Productivity of the area in general is characterized as low; however, physical oceanography of seamounts leads to enhanced productivity in seamount areas. A circulation system, in the form of an anticyclonic vortex reported atop the Atlantis-Meteor Seamount Complex, has the potential to accumulate mesopelagic zooplankton, micronekton, and even fish species with weak swimming capabilities (Boehlert & Mundy, 1993; Dong et al., 2007).
Studies with plankton prove that the Atlantis-Meteor Seamount Complex (Mouriño et al., 2001; Beckmann & Mohn, 2002; Fock et al., 2002; Martin & Nellen, 2004; Morato et al., 2013) has a relatively high biological productivity.

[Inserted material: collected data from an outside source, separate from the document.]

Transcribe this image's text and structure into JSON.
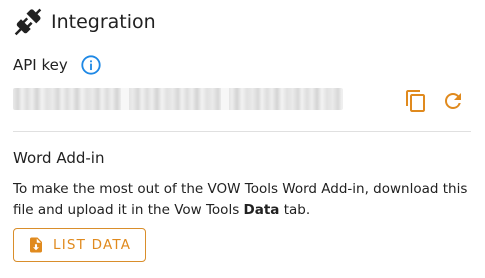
{
  "header": {
    "title": "Integration",
    "icon": "plug-icon"
  },
  "api": {
    "label": "API key",
    "info_icon": "info-icon",
    "copy_icon": "copy-icon",
    "refresh_icon": "refresh-icon"
  },
  "word_addin": {
    "title": "Word Add-in",
    "desc_part1": "To make the most out of the VOW Tools Word Add-in, download this file and upload it in the Vow Tools ",
    "desc_bold": "Data",
    "desc_part2": " tab.",
    "button_label": "LIST DATA",
    "button_icon": "download-file-icon"
  },
  "colors": {
    "accent": "#e08a1e",
    "info": "#1e88e5",
    "text": "#212121",
    "divider": "#e0e0e0"
  }
}
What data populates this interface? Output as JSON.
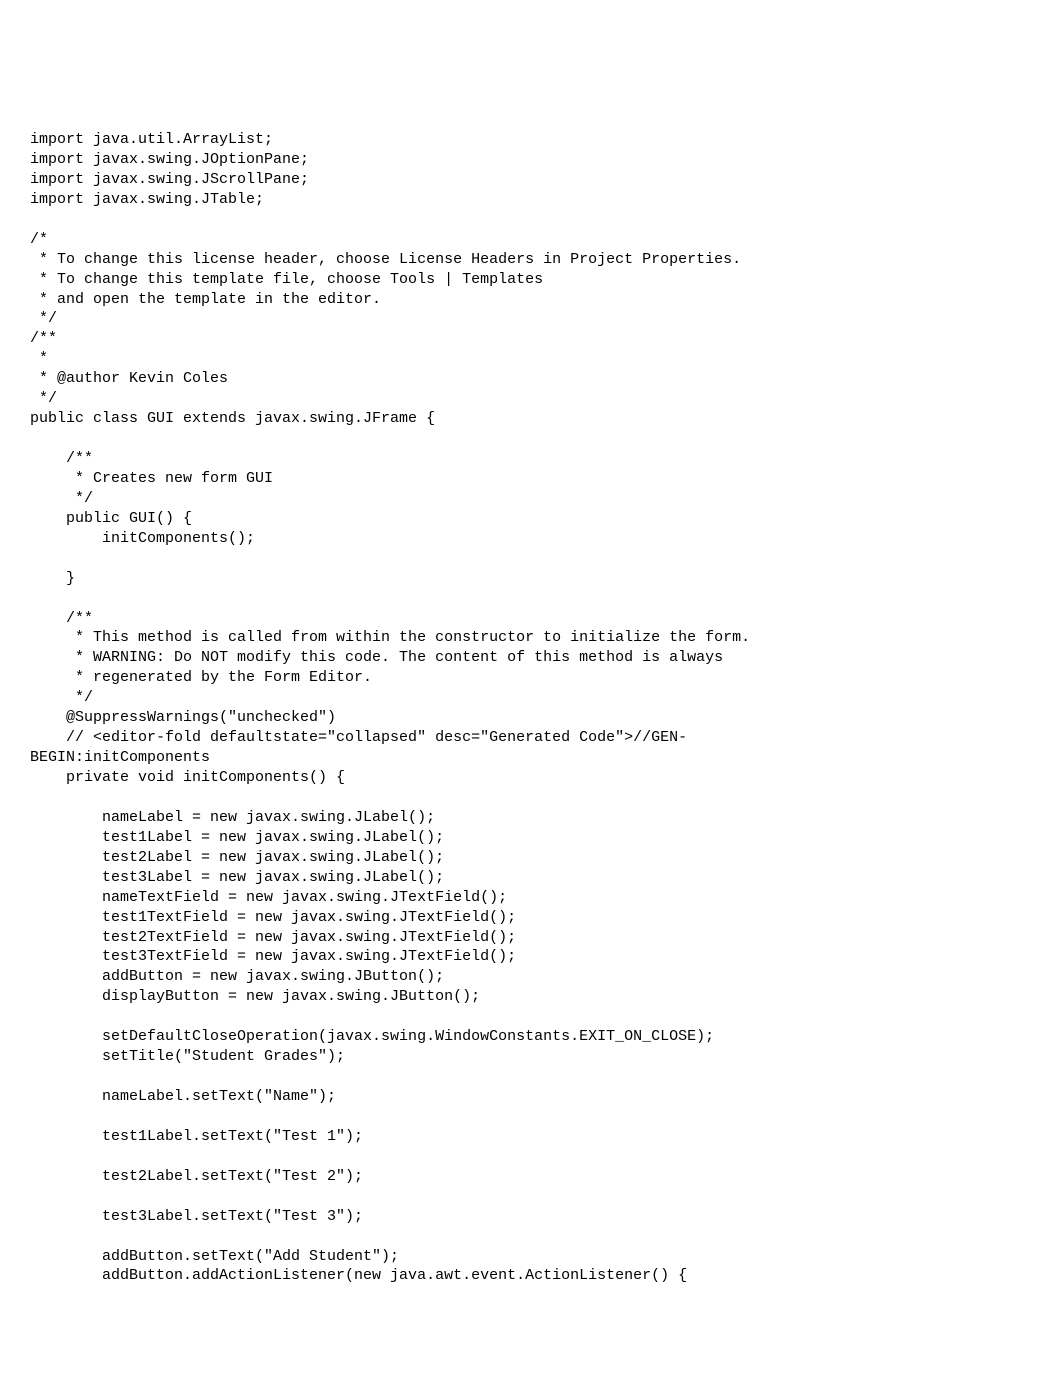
{
  "code": {
    "lines": [
      "import java.util.ArrayList;",
      "import javax.swing.JOptionPane;",
      "import javax.swing.JScrollPane;",
      "import javax.swing.JTable;",
      "",
      "/*",
      " * To change this license header, choose License Headers in Project Properties.",
      " * To change this template file, choose Tools | Templates",
      " * and open the template in the editor.",
      " */",
      "/**",
      " *",
      " * @author Kevin Coles",
      " */",
      "public class GUI extends javax.swing.JFrame {",
      "",
      "    /**",
      "     * Creates new form GUI",
      "     */",
      "    public GUI() {",
      "        initComponents();",
      "",
      "    }",
      "",
      "    /**",
      "     * This method is called from within the constructor to initialize the form.",
      "     * WARNING: Do NOT modify this code. The content of this method is always",
      "     * regenerated by the Form Editor.",
      "     */",
      "    @SuppressWarnings(\"unchecked\")",
      "    // <editor-fold defaultstate=\"collapsed\" desc=\"Generated Code\">//GEN-",
      "BEGIN:initComponents",
      "    private void initComponents() {",
      "",
      "        nameLabel = new javax.swing.JLabel();",
      "        test1Label = new javax.swing.JLabel();",
      "        test2Label = new javax.swing.JLabel();",
      "        test3Label = new javax.swing.JLabel();",
      "        nameTextField = new javax.swing.JTextField();",
      "        test1TextField = new javax.swing.JTextField();",
      "        test2TextField = new javax.swing.JTextField();",
      "        test3TextField = new javax.swing.JTextField();",
      "        addButton = new javax.swing.JButton();",
      "        displayButton = new javax.swing.JButton();",
      "",
      "        setDefaultCloseOperation(javax.swing.WindowConstants.EXIT_ON_CLOSE);",
      "        setTitle(\"Student Grades\");",
      "",
      "        nameLabel.setText(\"Name\");",
      "",
      "        test1Label.setText(\"Test 1\");",
      "",
      "        test2Label.setText(\"Test 2\");",
      "",
      "        test3Label.setText(\"Test 3\");",
      "",
      "        addButton.setText(\"Add Student\");",
      "        addButton.addActionListener(new java.awt.event.ActionListener() {"
    ]
  }
}
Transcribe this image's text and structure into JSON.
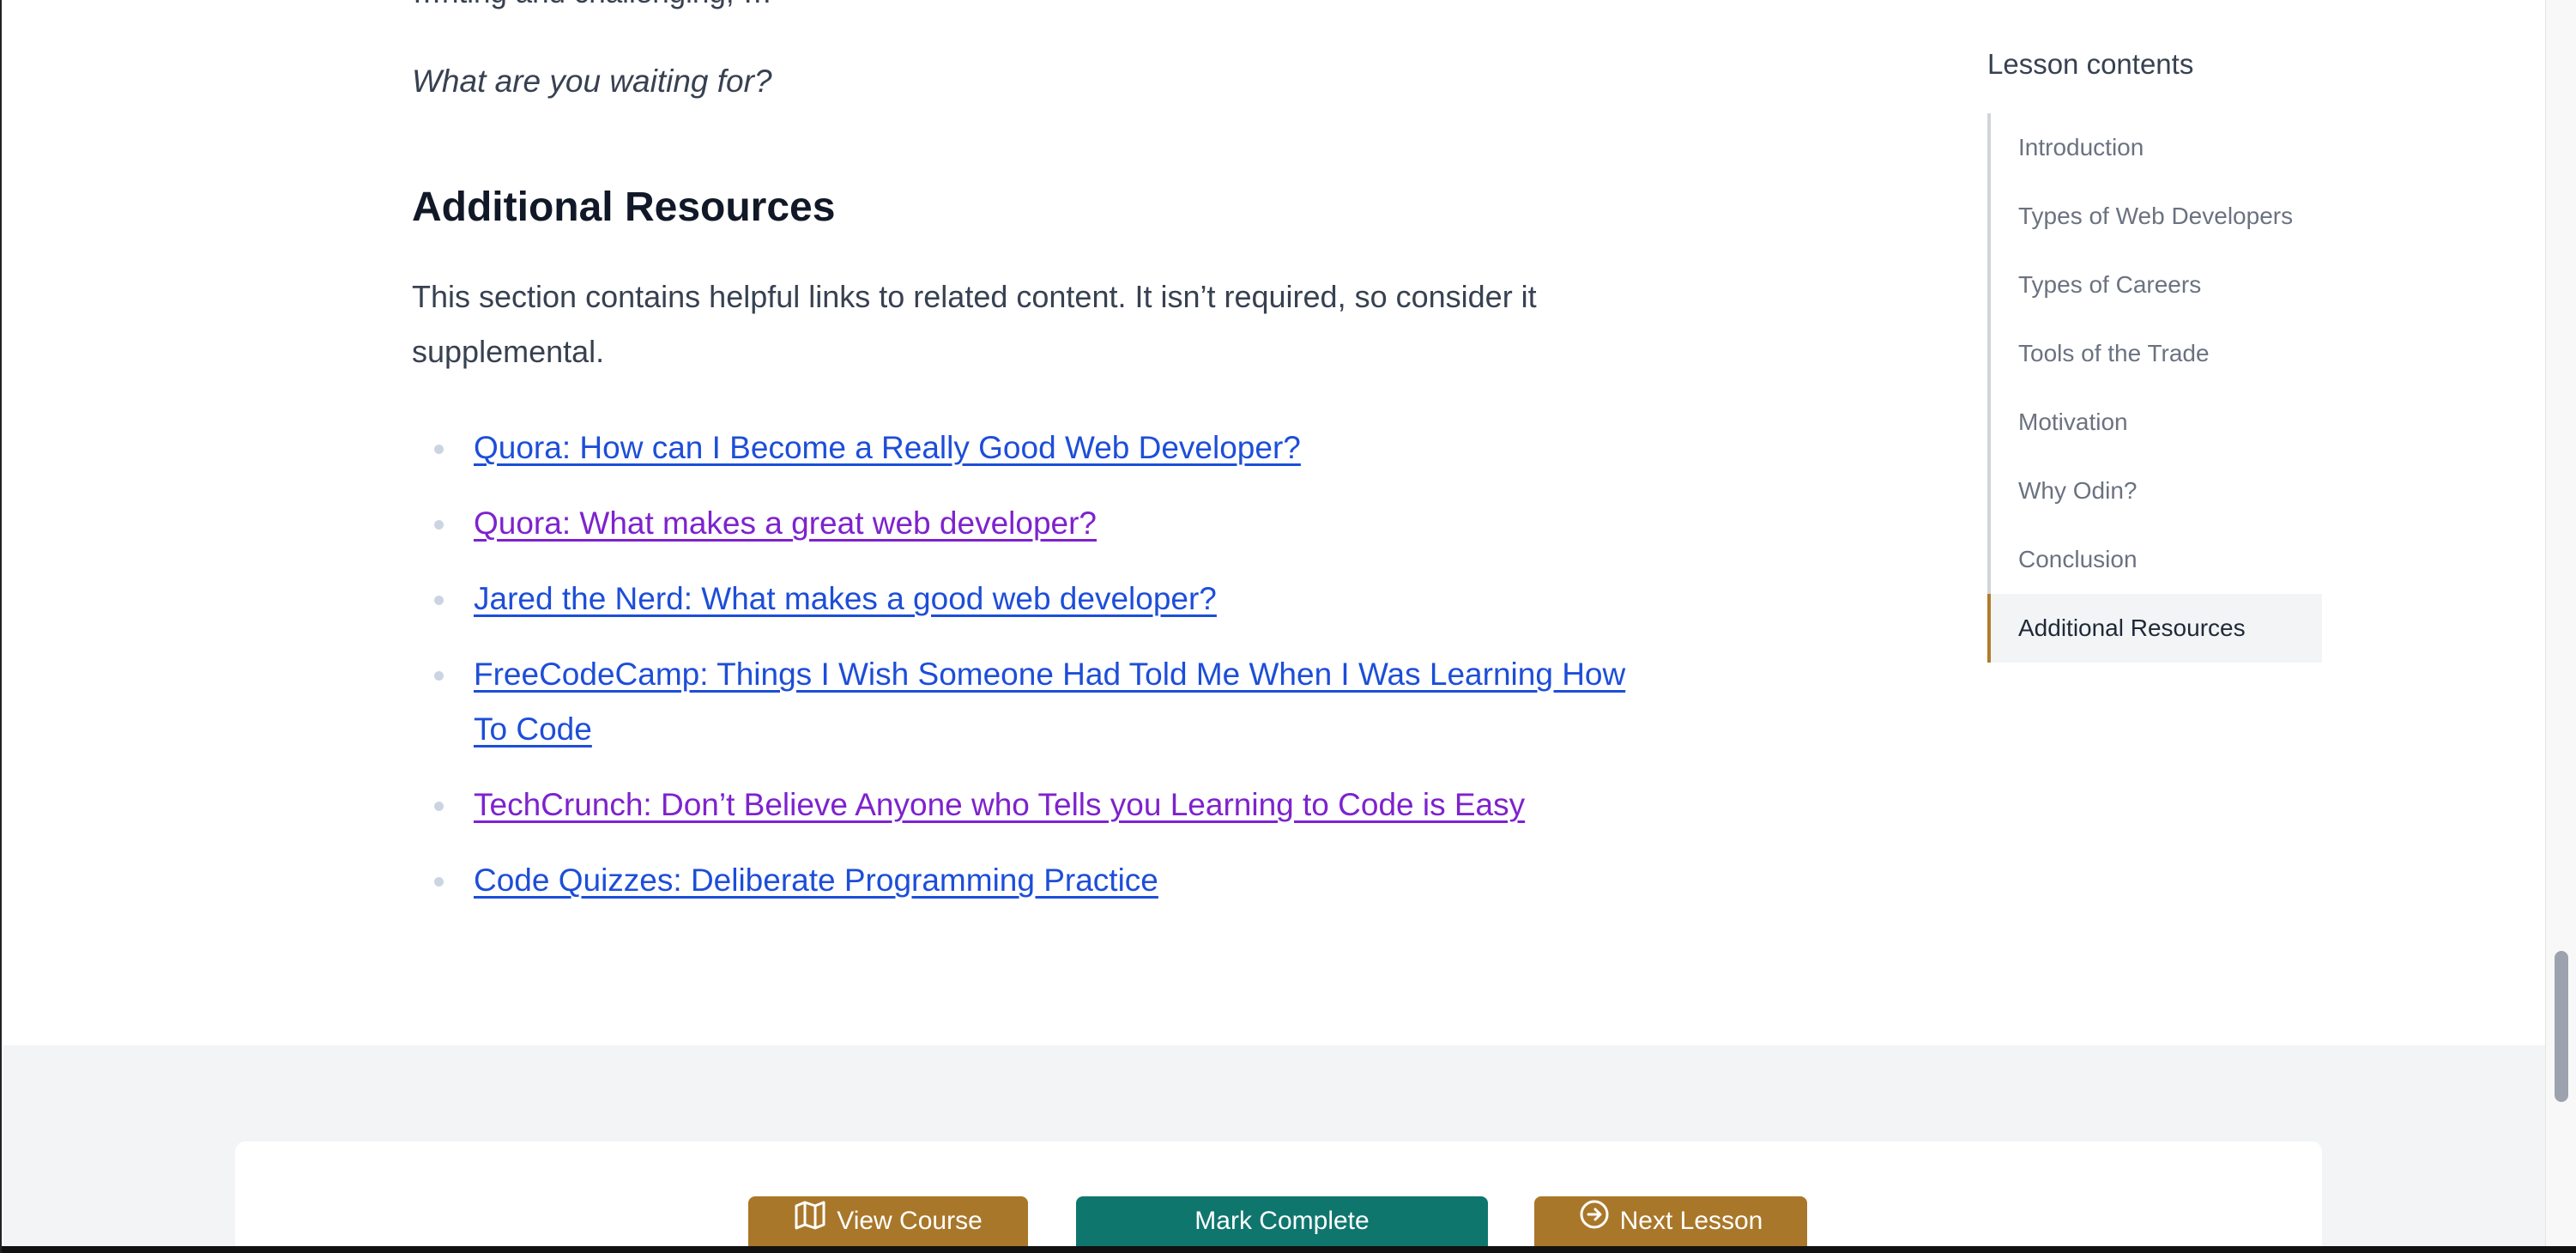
{
  "article": {
    "partial_line": "…nting and challenging, …",
    "closing_question": "What are you waiting for?",
    "section_heading": "Additional Resources",
    "section_intro": "This section contains helpful links to related content. It isn’t required, so consider it supplemental.",
    "resources": [
      {
        "label": "Quora: How can I Become a Really Good Web Developer?",
        "visited": false
      },
      {
        "label": "Quora: What makes a great web developer?",
        "visited": true
      },
      {
        "label": "Jared the Nerd: What makes a good web developer?",
        "visited": false
      },
      {
        "label": "FreeCodeCamp: Things I Wish Someone Had Told Me When I Was Learning How To Code",
        "visited": false
      },
      {
        "label": "TechCrunch: Don’t Believe Anyone who Tells you Learning to Code is Easy",
        "visited": true
      },
      {
        "label": "Code Quizzes: Deliberate Programming Practice",
        "visited": false
      }
    ]
  },
  "toc": {
    "title": "Lesson contents",
    "items": [
      {
        "label": "Introduction",
        "active": false
      },
      {
        "label": "Types of Web Developers",
        "active": false
      },
      {
        "label": "Types of Careers",
        "active": false
      },
      {
        "label": "Tools of the Trade",
        "active": false
      },
      {
        "label": "Motivation",
        "active": false
      },
      {
        "label": "Why Odin?",
        "active": false
      },
      {
        "label": "Conclusion",
        "active": false
      },
      {
        "label": "Additional Resources",
        "active": true
      }
    ]
  },
  "footer": {
    "view_course_label": "View Course",
    "view_course_icon": "map-icon",
    "mark_complete_label": "Mark Complete",
    "next_lesson_label": "Next Lesson",
    "next_lesson_icon": "arrow-circle-right-icon"
  },
  "colors": {
    "link": "#1d4ed8",
    "link_visited": "#7e22ce",
    "gold_button": "#a9772a",
    "teal_button": "#0f766e",
    "toc_active_border": "#b07d2b"
  }
}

These structures, like other seamounts, have been conceptualized as habitat “islands” in the deep-sea. The Atlantis-Meteor Seamount Complex structures have high species diversity, with 437 different species registered, some of which are new to science (e.g., George, K. & Schminke, 2002; George, 2004)
The structures also host large aggregations of demersal or benthopelagic fish (see, e.g., Uiblein et al.,1999; Mironov & Krylova, 2006)
In the Atlantis, Hyeres and Irving seamounts, as well as the Meteor banks there is evidence of a great diversity, with records of midwater fish as major predators of zooplankton, such as the highly abundant and very common species, snipefish (Macroramphosus scolopax), seabass (Anthias anthias), boarfishes (Capros aper and Antigonia capros), flatfish (Arnoglossus rueppelli) and aulopid (Aulopus filamentosus). Also, there is presence of corals (e.g., Antipathella subpinnata, Parantipathes hirondelle, Leiopathes spp.), hydroids (e.g., Acryptolaria conferta), echinoderms (e.g., Centrostephanus longispinus), molluscs (e.g., Dermomurex gofasi) and sponges (e.g., Craniella longipilis). These kinds of species often form extensive reef-like structures, which themselves provide a diverse habitat for other animals, for example Cephalopoda (e.g., Ornitoteuthis antillarum, Tremoctopus violaceus) and Elasmobranchii (Heptranchias perlo).
Atlantis seamount and those of the Meteor bank are vital stopping points for certain migratory species of whales and cetaceans, including sperm whales (e.g., Physeter microcephalus), fin whales (e.g., Balaenoptera acutorostrata), striped (e.g., Stenella coeruleoalba) and bottlenose dolphins (e.g., Tursiops truncatus). The seamounts of Meteor Bank receive many species of seabirds that use these places to feed (e.g., Calonectris diomedea, Oceanodroma castro, Puffinus myasthenia). Loggerhead turtle (Caretta caretta) tracks indicate use of seamount as habitat (Pitcher et al., 2010).
This is an FAO Fishing Area (No. 27 / No. 34). The fisheries for horse mackerel (Trachurus trachurus, Carangidae), mackerel (Scomber sp., Scombridae), scabbardfish (family Trichiuridae) and orange roughy (Hoplostethus atlanticus) have been operating in the seamounts (Uiblein et al., 1999).